In a 10-3 en banc decision with numerous concurring and dissenting opinions, the US Court of Appeals for the Second Circuit recently reversed its own precedent to hold, for the first time, that discrimination on the basis of sexual orientation is prohibited by Title VII of the Civil Rights Act of 1964 (Title VII). The Second Circuit’s decision reinforces a split between federal appellate courts on this issue, making it increasingly likely that the Supreme Court will ultimately feel the need to weigh in to resolve the dispute.
For decades following the enactment of Title VII, courts were unanimously of the opinion that the statute did not extend to sexual orientation discrimination. However, in recent years, plaintiffs have increasingly argued that sexual orientation discrimination is a type of sex-based discrimination that has been unlawful since the Supreme Court’s landmark 1989 decision in Price Waterhouse v. Hopkins, in which the Court held that discrimination on the basis of gender stereotypes is prohibited by Title VII. That argument did not meet with much success until 2015, when the Equal Employment Opportunity Commission decided for the first time that sexual orientation “is inherently a sex-based consideration,” such that discrimination on that basis necessarily constitutes sex discrimination.
Since then, two federal circuit courts of appeal have reconsidered the issue, with the Eleventh Circuit reaffirming that sexual orientation discrimination claims are not covered under Title VII, while the Seventh Circuit reached the opposite conclusion.
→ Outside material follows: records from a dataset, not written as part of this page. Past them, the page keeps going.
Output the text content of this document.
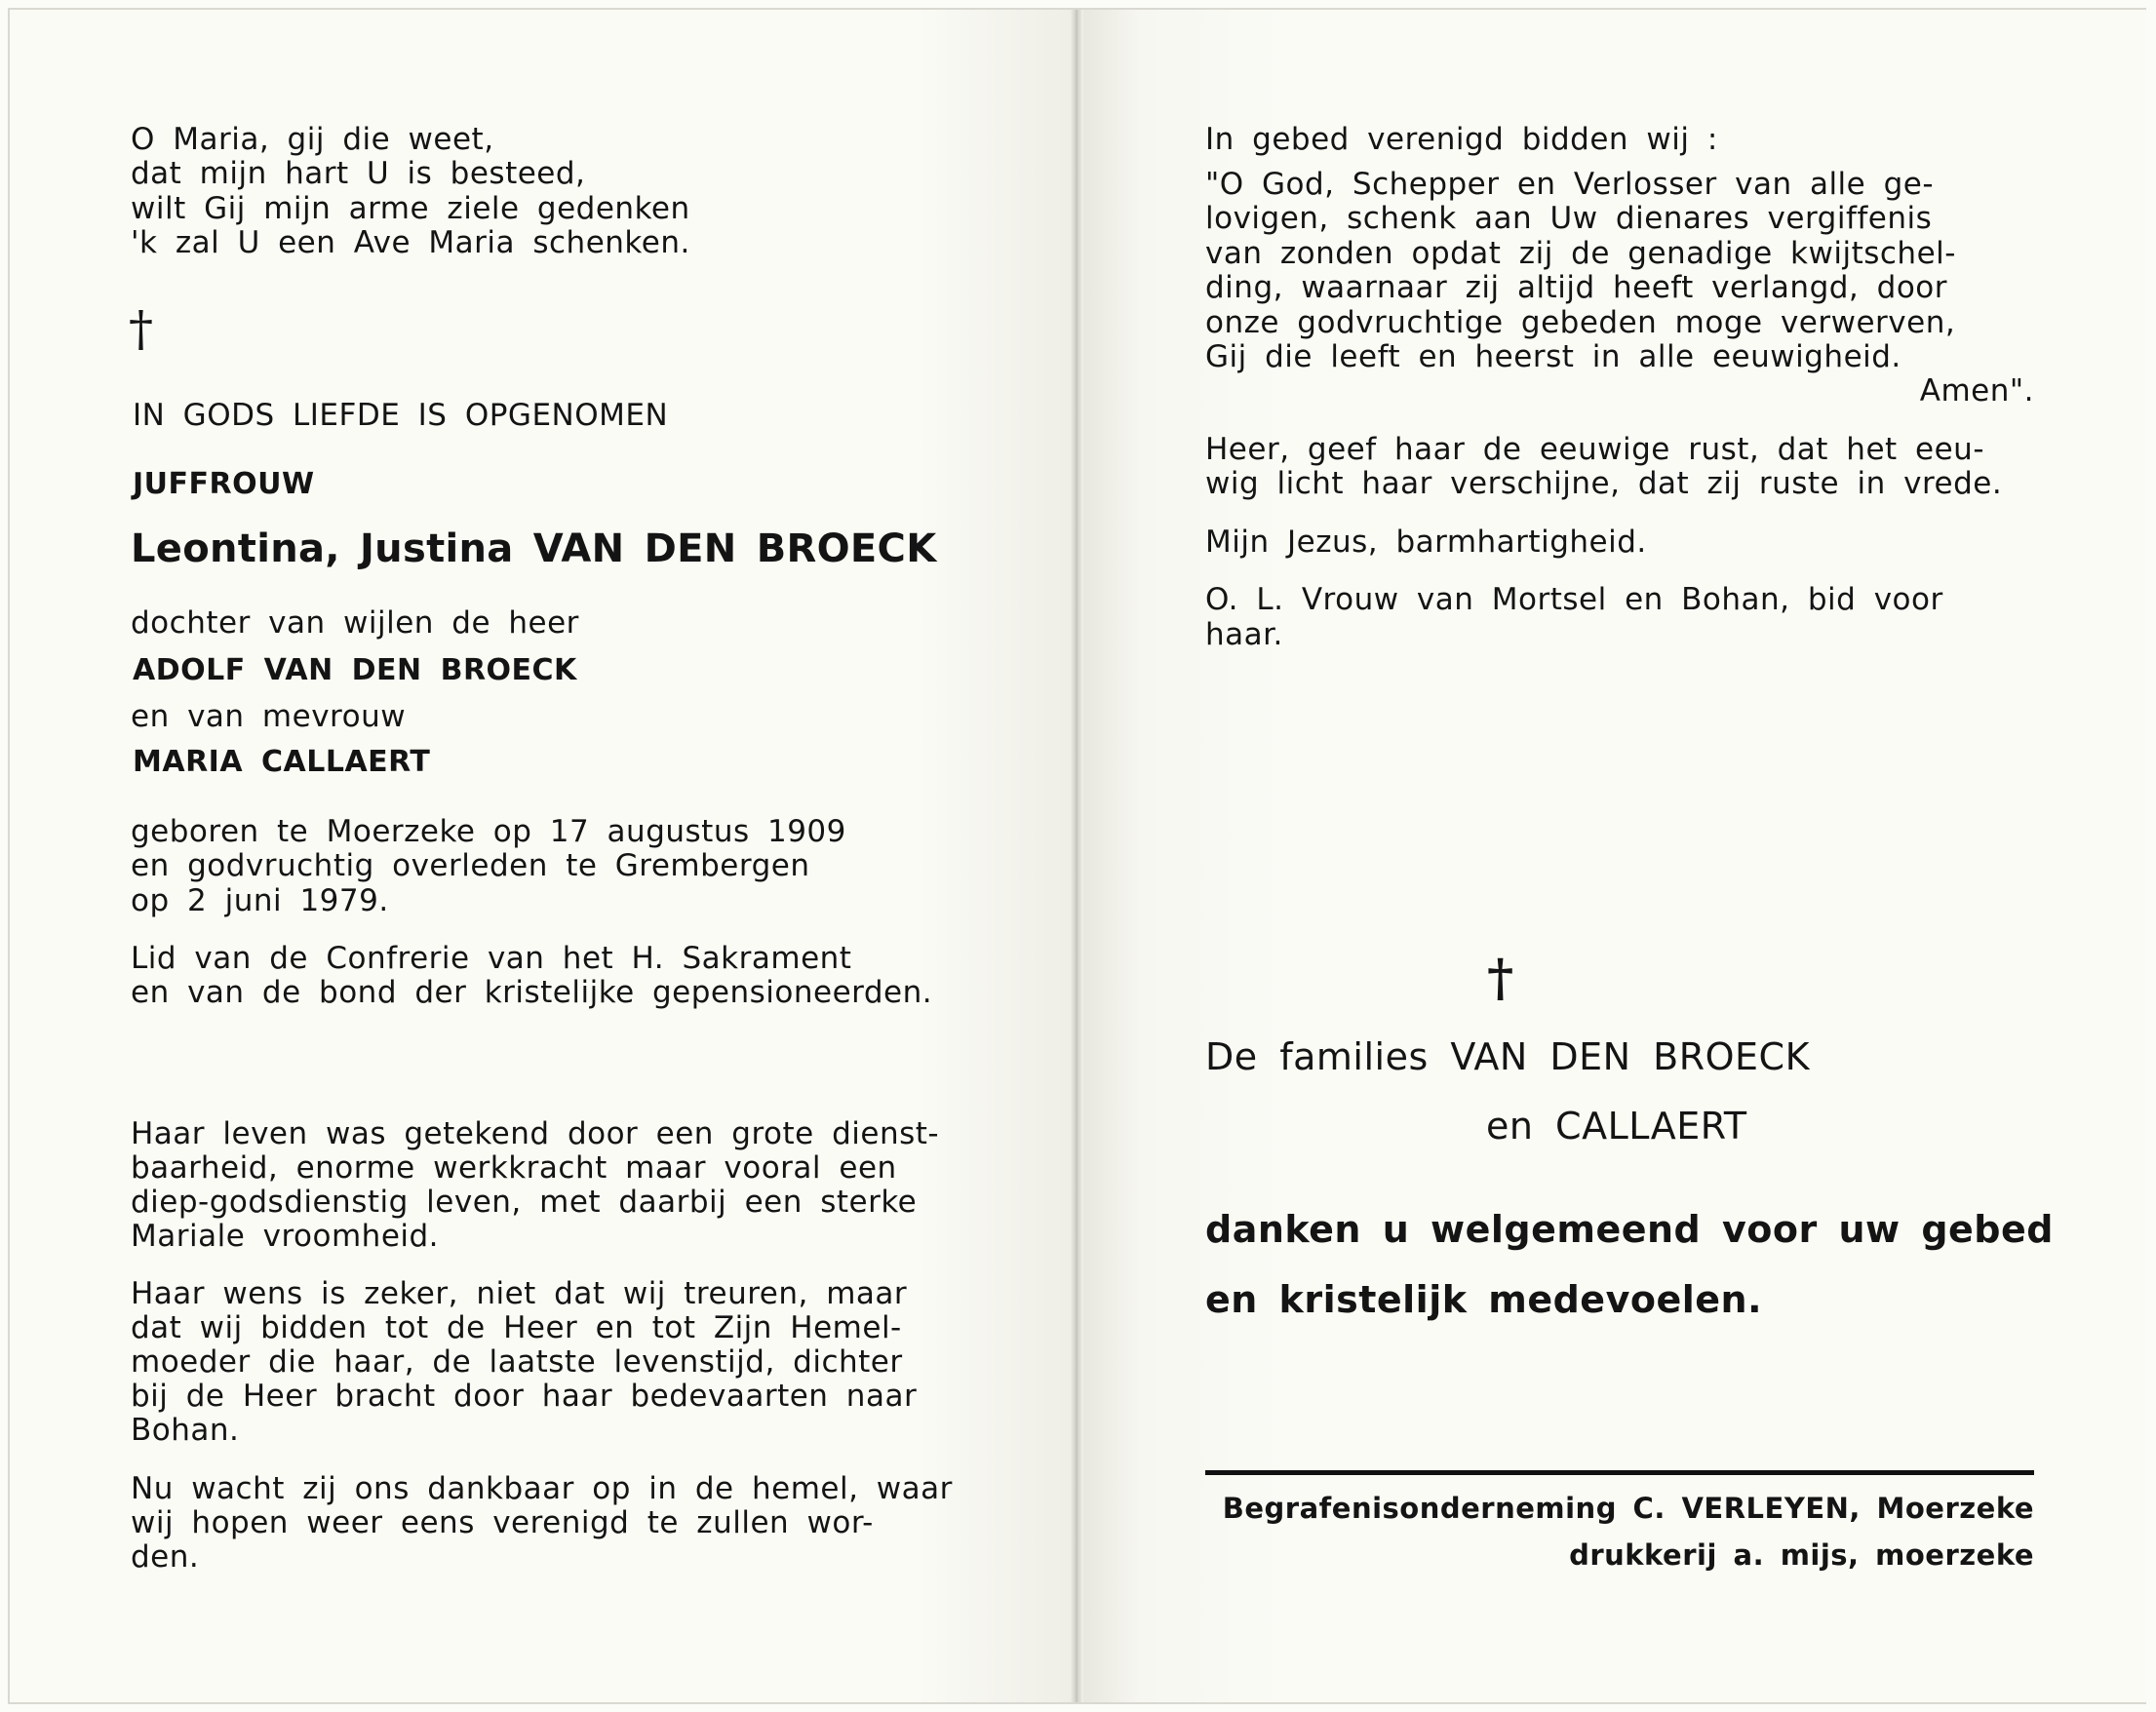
O Maria, gij die weet,
dat mijn hart U is besteed,
wilt Gij mijn arme ziele gedenken
'k zal U een Ave Maria schenken.
†
IN GODS LIEFDE IS OPGENOMEN
JUFFROUW
Leontina, Justina VAN DEN BROECK
dochter van wijlen de heer
ADOLF VAN DEN BROECK
en van mevrouw
MARIA CALLAERT
geboren te Moerzeke op 17 augustus 1909
en godvruchtig overleden te Grembergen
op 2 juni 1979.
Lid van de Confrerie van het H. Sakrament
en van de bond der kristelijke gepensioneerden.
Haar leven was getekend door een grote dienst-
baarheid, enorme werkkracht maar vooral een
diep-godsdienstig leven, met daarbij een sterke
Mariale vroomheid.
Haar wens is zeker, niet dat wij treuren, maar
dat wij bidden tot de Heer en tot Zijn Hemel-
moeder die haar, de laatste levenstijd, dichter
bij de Heer bracht door haar bedevaarten naar
Bohan.
Nu wacht zij ons dankbaar op in de hemel, waar
wij hopen weer eens verenigd te zullen wor-
den.
In gebed verenigd bidden wij :
"O God, Schepper en Verlosser van alle ge-
lovigen, schenk aan Uw dienares vergiffenis
van zonden opdat zij de genadige kwijtschel-
ding, waarnaar zij altijd heeft verlangd, door
onze godvruchtige gebeden moge verwerven,
Gij die leeft en heerst in alle eeuwigheid.
Amen".
Heer, geef haar de eeuwige rust, dat het eeu-
wig licht haar verschijne, dat zij ruste in vrede.
Mijn Jezus, barmhartigheid.
O. L. Vrouw van Mortsel en Bohan, bid voor
haar.
†
De families VAN DEN BROECK
en CALLAERT
danken u welgemeend voor uw gebed
en kristelijk medevoelen.
Begrafenisonderneming C. VERLEYEN, Moerzeke
drukkerij a. mijs, moerzeke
The Second Circuit’s majority opinion adopted much of the logic of the Seventh Circuit’s decision, acknowledging that although Congress most likely did not intend to prohibit sexual orientation discrimination when it passed Title VII, the law’s prohibitions have been expanded over the years to cover “comparable evils.” For example, Title VII’s prohibition on sex-based discrimination has been interpreted to apply to certain “subsets” of sex discrimination, such as sexual harassment and discrimination based on “traits that are a function of sex, such as life expectancy.” The Second Circuit thus reasoned that prohibiting sexual orientation discrimination is simply a continuation of well-established principles of statutory interpretation because “sex is necessarily a factor in sexual orientation.”
Furthermore, the Court held that sexual orientation was also protected when “viewing this issue through the lens of associational discrimination.” Title VII has been interpreted to prohibit discrimination against an employee because of the employee’s association with a person of another protected class. Applying similar reasoning, the Court held that sexual orientation discrimination is unlawful because it constitutes discrimination because of an employee’s association with persons of a particular sex. The majority opinion stated that since the court has accepted the premise of associational discrimination, “it makes little sense to carve out same-sex romantic relationships as an association to which these protections do not apply.”
State and local law in the jurisdictions covered by the Second Circuit’s decision already prohibit discrimination on the basis of sexual orientation. Nonetheless, employers within the Second Circuit should take this opportunity to review their anti-discrimination and harassment policies to ensure that they state clearly that sexual orientation discrimination is prohibited.